Childcare costs have spiked by as much as 47% across England since the Tories came to power, according to analysis by Labour.
The party’s figures suggest the costs of nurseries and childminders have grown at double or even triple the rate of wages.
Labour leader Jeremy Corbyn said that nurseries were also feeling the pain as they could not afford to provide the 30 hours of free childcare, as set out by the Government last year.
Mr Corbyn, speaking on a visit to a nursery in Watford, said: ‘’Some nurseries are closing because they can’t afford to do the 30 hours for the later years that the Government wants them to do, we’re saying there has to be more money put in to the childcare system in order that they can be fully funded and remain open.
‘’We’re actually losing nursery places at a time when we actually desperately need more of them.
‘’Every parent will tell you if they’ve got very small children, the difficulties they have in finding a nursery or if they can’t find a nursery getting a child minder to look after the child.
‘’As a community we need to take responsibility for all of our children, that’s why we’re determined to bring in the 30 hours per week.’’
Wages have risen by around 16% in the same period.
The average price across England for 25 hours of nursery for a child under two has increased from £88 in 2010 to £124.73 in 2018.

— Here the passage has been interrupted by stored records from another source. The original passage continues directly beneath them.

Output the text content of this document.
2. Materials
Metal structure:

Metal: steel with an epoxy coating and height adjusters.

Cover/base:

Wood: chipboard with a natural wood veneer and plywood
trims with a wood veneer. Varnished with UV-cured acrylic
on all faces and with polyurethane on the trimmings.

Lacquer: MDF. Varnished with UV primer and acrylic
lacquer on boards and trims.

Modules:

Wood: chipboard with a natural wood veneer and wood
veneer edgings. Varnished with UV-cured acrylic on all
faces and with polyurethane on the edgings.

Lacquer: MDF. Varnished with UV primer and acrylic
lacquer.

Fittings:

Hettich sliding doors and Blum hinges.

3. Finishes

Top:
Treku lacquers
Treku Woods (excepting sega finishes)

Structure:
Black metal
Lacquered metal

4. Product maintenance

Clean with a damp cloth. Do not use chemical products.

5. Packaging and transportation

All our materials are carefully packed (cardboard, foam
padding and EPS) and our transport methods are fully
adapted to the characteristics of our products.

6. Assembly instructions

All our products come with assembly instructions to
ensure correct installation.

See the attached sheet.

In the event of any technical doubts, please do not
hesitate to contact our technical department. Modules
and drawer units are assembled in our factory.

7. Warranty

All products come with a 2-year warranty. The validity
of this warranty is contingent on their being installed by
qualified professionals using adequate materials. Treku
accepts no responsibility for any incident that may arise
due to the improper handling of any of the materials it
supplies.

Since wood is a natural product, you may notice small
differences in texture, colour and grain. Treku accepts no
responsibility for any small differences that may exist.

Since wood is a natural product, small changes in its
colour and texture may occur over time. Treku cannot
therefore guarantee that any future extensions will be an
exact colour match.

Average rise in childcare costs in England 2010-2018
Over the same period, the price for children aged two and over has risen from £82 to £120.66.
Since 2010, the cost of a childminder for a child under two has increased from £83 to £110.61.
For children two and over, the price has risen from £83 to £101.95.
The steepest price rises have taken place in the North East and London.
In the North East, nursery costs have increased by more than 60%, while in London prices are up by as much as £57.25.
The Government provides 30 hours a week of free childcare for children aged three and four whose parents are in work as part of a flagship Tory scheme.
Children aged two receive 15 hours of free care if their parents receive certain low-income benefits.
In 2019/20, the Government will spend around £6 billion on childcare support, a record amount.